Wärmebehandlung (Härten)

Liebe Blogleserinnen und Blogleser,

 

hier ein kleiner Bericht über das Wärmebehandeln:

Wir, die Zerspaner, haben mit unserem Ausbilder das Thema Härten behandelt.

Zu Beginn wurde uns alles rund um das Härten erklärt. Unter Wärmebehandlung sind Verfahren zur Behandlung von Werkstoffen durch thermische Einwirkung zu verstehen. Das Ziel dabei ist die Optimierung bestimmter Eigenschaften für einen bestimmten Zweck zu erreichen.
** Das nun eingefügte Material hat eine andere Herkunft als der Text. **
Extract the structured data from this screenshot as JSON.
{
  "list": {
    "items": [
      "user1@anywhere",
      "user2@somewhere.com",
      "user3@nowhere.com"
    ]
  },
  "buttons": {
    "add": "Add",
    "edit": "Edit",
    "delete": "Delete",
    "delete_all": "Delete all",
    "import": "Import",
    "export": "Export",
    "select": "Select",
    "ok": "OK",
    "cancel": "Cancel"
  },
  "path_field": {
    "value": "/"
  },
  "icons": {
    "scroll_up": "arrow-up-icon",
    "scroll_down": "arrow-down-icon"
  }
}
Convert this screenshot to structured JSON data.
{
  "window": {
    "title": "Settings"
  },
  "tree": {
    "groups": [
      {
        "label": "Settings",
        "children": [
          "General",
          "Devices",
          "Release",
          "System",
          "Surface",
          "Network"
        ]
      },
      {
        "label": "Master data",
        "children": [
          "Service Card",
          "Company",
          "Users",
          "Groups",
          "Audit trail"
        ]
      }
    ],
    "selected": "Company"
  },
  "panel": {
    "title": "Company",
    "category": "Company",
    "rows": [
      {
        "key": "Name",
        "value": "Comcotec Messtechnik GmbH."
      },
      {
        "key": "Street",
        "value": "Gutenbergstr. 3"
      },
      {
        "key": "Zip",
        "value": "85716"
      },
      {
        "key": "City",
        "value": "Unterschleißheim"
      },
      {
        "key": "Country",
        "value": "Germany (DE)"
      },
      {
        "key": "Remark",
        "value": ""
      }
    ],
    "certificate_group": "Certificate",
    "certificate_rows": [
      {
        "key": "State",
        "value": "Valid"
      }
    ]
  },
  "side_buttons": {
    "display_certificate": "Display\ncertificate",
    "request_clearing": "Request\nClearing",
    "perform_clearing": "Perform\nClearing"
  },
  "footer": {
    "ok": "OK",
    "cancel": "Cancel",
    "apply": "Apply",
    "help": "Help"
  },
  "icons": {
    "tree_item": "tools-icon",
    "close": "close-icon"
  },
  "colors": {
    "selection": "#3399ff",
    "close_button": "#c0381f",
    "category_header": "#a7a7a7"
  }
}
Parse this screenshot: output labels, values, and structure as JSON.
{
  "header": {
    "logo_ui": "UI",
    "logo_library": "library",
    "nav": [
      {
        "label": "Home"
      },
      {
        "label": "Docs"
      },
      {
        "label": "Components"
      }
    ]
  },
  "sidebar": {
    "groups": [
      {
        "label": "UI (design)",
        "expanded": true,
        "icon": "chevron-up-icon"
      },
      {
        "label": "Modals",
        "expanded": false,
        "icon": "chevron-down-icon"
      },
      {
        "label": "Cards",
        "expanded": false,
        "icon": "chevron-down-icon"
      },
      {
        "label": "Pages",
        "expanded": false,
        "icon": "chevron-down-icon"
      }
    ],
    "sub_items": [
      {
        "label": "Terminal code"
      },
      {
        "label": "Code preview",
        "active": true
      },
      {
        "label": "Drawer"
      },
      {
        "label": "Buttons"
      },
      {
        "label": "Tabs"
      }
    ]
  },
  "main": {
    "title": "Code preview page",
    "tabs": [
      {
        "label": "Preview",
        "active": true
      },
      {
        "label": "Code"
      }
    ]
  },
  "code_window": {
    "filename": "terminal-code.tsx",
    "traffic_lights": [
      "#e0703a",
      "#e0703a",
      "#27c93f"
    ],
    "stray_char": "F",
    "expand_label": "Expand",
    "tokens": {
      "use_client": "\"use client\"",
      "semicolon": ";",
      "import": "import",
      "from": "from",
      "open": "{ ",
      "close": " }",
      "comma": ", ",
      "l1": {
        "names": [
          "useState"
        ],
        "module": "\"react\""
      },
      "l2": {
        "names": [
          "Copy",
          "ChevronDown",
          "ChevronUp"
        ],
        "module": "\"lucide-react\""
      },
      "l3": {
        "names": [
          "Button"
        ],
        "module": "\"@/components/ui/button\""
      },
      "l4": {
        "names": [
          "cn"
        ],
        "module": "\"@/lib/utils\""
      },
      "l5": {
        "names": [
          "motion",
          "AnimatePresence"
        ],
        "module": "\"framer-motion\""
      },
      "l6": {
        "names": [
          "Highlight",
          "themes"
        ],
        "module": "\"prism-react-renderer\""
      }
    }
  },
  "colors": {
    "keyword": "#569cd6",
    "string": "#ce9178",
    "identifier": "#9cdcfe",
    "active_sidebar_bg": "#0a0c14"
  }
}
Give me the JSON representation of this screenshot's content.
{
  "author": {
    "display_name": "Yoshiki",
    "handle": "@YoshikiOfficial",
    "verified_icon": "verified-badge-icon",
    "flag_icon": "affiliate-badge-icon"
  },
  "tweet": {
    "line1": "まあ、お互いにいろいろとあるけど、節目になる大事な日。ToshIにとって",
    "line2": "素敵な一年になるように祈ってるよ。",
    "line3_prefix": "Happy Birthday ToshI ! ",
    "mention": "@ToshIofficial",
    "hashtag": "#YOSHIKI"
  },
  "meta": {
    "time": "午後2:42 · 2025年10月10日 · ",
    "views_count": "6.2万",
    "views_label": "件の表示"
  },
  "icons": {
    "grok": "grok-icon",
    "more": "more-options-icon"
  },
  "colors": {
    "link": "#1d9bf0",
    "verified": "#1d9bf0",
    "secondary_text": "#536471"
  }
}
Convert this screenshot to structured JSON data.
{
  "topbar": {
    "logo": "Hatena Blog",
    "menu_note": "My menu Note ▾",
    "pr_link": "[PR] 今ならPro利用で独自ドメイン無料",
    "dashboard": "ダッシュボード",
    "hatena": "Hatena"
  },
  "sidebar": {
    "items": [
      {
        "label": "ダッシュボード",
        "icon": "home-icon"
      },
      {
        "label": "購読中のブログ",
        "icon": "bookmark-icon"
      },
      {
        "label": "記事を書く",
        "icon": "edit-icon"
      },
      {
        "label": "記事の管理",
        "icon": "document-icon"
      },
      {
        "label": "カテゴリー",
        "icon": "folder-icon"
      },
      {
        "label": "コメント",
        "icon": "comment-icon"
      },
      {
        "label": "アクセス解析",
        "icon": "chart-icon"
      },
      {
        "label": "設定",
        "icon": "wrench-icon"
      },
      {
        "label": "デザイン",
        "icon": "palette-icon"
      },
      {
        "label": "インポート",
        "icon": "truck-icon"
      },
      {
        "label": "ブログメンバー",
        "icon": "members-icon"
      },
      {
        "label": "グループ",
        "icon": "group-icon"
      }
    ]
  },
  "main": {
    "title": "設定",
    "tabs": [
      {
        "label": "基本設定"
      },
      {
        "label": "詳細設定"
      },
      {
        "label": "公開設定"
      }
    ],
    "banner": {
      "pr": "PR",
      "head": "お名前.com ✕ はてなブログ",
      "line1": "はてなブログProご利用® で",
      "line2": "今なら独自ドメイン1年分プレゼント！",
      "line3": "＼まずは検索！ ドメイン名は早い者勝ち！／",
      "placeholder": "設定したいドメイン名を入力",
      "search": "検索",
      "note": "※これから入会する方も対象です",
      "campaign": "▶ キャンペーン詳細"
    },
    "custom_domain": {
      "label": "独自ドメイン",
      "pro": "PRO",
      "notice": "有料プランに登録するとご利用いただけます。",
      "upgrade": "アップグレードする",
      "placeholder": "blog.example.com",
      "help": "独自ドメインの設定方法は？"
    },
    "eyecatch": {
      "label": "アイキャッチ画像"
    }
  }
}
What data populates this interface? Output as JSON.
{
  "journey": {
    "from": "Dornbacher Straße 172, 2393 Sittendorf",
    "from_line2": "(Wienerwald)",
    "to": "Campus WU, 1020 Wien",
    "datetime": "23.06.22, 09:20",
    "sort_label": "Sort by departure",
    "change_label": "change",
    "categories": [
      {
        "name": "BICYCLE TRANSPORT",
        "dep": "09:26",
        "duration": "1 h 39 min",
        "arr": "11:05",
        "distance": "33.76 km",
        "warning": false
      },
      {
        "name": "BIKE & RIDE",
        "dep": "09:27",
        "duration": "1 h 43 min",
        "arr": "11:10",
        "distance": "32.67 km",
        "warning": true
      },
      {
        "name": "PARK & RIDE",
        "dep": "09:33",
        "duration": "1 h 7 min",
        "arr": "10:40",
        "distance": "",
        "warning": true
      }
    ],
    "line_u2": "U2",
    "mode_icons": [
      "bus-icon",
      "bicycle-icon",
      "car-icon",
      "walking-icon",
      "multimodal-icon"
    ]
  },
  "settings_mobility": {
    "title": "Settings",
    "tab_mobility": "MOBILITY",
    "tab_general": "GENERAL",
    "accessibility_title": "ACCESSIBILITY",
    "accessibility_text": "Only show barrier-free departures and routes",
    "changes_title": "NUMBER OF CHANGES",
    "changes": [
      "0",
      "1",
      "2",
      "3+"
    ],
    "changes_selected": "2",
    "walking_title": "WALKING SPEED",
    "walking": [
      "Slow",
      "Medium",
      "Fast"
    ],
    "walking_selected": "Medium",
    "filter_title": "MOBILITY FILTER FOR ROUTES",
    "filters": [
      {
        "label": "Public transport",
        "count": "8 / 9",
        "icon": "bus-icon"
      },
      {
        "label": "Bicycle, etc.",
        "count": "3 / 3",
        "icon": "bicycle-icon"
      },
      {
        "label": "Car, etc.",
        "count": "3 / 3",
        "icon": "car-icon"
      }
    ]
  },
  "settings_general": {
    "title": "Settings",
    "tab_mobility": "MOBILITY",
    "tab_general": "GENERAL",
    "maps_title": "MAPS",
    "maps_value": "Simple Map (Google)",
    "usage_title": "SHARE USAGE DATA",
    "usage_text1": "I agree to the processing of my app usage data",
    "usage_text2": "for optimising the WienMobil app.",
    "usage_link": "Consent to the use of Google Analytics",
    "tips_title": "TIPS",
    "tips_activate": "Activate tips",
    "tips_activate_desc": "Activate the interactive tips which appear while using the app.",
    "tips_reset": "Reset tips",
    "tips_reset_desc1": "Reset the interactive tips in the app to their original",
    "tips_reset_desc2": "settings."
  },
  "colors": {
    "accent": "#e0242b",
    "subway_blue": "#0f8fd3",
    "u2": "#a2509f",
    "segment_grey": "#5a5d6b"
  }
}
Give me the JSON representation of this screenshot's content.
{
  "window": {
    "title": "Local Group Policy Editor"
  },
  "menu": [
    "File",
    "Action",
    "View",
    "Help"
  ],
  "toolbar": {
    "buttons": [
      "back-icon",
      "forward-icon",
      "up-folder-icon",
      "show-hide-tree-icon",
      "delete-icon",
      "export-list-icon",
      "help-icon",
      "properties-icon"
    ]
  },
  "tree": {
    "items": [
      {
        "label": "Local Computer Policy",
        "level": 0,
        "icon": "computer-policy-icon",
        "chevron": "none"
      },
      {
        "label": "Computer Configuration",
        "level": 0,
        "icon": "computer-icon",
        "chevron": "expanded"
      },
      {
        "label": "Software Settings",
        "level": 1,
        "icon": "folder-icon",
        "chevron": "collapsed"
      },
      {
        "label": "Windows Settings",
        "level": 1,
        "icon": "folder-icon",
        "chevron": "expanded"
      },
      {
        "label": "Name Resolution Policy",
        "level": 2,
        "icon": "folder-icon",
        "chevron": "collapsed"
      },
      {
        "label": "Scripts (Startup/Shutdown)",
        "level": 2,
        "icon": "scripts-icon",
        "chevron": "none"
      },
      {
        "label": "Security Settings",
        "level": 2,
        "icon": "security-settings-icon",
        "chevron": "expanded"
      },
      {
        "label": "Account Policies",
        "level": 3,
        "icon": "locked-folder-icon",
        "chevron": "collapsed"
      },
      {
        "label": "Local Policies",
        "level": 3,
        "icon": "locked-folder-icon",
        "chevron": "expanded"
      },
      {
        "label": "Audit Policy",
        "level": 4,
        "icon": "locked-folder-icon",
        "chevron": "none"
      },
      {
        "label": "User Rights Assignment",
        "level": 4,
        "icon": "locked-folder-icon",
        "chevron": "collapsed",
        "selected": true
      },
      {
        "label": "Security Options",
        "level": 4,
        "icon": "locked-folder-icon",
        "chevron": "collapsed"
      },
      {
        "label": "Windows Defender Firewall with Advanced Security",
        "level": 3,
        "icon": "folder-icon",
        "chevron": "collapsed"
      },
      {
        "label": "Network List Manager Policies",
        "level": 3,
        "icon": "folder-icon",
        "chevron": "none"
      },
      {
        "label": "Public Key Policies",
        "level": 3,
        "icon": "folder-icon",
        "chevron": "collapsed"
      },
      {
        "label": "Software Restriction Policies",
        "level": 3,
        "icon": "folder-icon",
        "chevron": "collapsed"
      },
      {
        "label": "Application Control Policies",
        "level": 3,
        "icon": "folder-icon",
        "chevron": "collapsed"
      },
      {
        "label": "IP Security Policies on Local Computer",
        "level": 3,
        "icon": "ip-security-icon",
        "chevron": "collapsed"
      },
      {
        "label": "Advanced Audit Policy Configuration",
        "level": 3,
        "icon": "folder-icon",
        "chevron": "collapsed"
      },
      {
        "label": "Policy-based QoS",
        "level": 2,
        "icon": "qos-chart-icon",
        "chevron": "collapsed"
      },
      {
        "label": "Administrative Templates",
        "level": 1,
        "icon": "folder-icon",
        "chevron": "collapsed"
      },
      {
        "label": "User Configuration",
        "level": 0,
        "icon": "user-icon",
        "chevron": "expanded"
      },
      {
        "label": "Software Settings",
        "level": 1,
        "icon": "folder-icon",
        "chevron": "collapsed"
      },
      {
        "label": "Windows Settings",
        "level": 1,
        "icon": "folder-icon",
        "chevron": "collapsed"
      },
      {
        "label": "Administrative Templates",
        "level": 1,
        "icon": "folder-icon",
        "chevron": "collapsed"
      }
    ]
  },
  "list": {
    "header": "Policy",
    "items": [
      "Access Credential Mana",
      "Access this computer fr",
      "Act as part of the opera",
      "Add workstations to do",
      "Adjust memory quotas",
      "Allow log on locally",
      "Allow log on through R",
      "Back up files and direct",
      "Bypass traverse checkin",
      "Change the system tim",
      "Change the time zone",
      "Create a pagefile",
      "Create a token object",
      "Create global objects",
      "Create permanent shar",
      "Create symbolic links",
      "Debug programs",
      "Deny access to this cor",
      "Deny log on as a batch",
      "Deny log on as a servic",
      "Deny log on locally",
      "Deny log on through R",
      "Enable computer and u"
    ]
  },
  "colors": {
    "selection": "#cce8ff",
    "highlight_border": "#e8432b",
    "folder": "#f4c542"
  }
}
Um unseren Stahl überhaupt härten zu können, mussten wir der Oberfläche Kohlenstoff hinzufügen. Hierfür haben wir erst den Härteofen auf eine bestimmte Temperatur gebracht. Anschließend haben wir die Werkstücke in eine Stahlbox voller Kohle gelegt und in den Wärmeofen geschoben.

Am nächsten Tag konnten wir unseren Stahl “aufgekohlt” wieder aus der Box heraus nehmen. Jetzt kommt das eigentliche Härten: Dazu wärmten wir den Härteofen wieder auf und legten die Teile lose hinein. Nach einer gewissen Zeit, nahmen wir sie mit einer Zange heraus und tauchten sie zum Abschrecken schnell in ein Ölbad (siehe Bild).

Abschrecken von gehärtetem Stahl in einem Ölbad

Abschrecken von gehärtetem Stahl in einem Ölbad

Da die Teile nach dem Härtevorgang sehr hart und spröde sind, müssen sie in einem letzten Schritt bei ca. 190°C angelassen werden. Hierdurch erhalten die Stahlteile ein gewisses Maß an Zähigkeit zurück.

Nachdem die Stahlteile dann abgekühlt waren konnten wir unser Ergebnis an einem Härteprüfgerät messen.